Recently, researches in inspection process planning have been increased [1]. Some prototypes inspection process planning systems have been developed. These systems include the task-decomposition inspection process planning system [2], [3], [4], [5] and [11], the knowledge-based inspection process planning system [6] and [10] and some hybrid inspection process planning systems [7], [8] and [9]. However, these systems are not satisfied by the industry. This paper outlined a prototype inspection process planning system. The inspection process planning system can be used to generate an inspection process planning for a CMM. It can be used as an integrated system starting from solid model and finishing at production of inspection process planning file. However, it can also be used as five stand alone function modules for the tolerance feature decomposition, accessibility analysis, clustering algorithm, path generation and the inspection process simulation, respectively. The inspection process planning system can be linked to a CAD system so that an inspection process planning can be produced directly once a part design has been finished. It is expected that the laborious and error-prone manual programming currently used for a CMM can be replaced with the developed inspection process planning system. The lead-time for the CMM programming can be reduced significantly.

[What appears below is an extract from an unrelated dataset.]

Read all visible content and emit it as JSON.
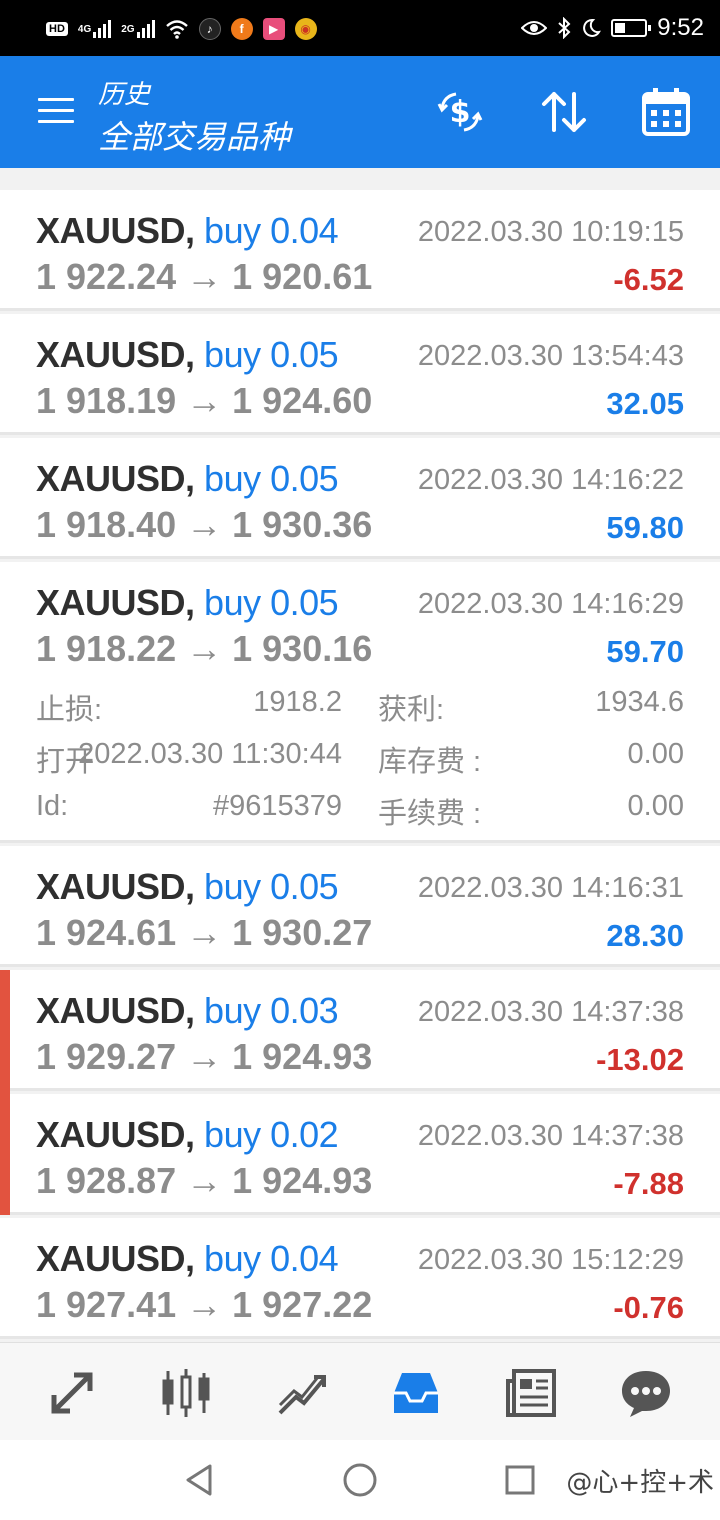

The methodologies developed in the research project for the tolerance feature analysis, accessibility analysis, clustering algorithm, path generation and inspection process simulation are tested and a prototype of inspection process planning system that includes corresponding five functional modules about these techniques have been built up. The time for evaluating a probe orientation is thus reduced significantly due to the application of the developed accessibility analysis module. Two methods of adjacent matrix representations are used to represent the relationships between the probe orientations and the surface features. The knowledge-based clustering algorithm provides a methodology to produce a partial separated block diagonal matrix when a block diagonal matrix does not exist. A comprehensive example about the application of the developed system for a test component is provided and it is confirmed that all the functional modules work properly and the prototype of inspection process planning system can be used as an aid for the inspection process planning.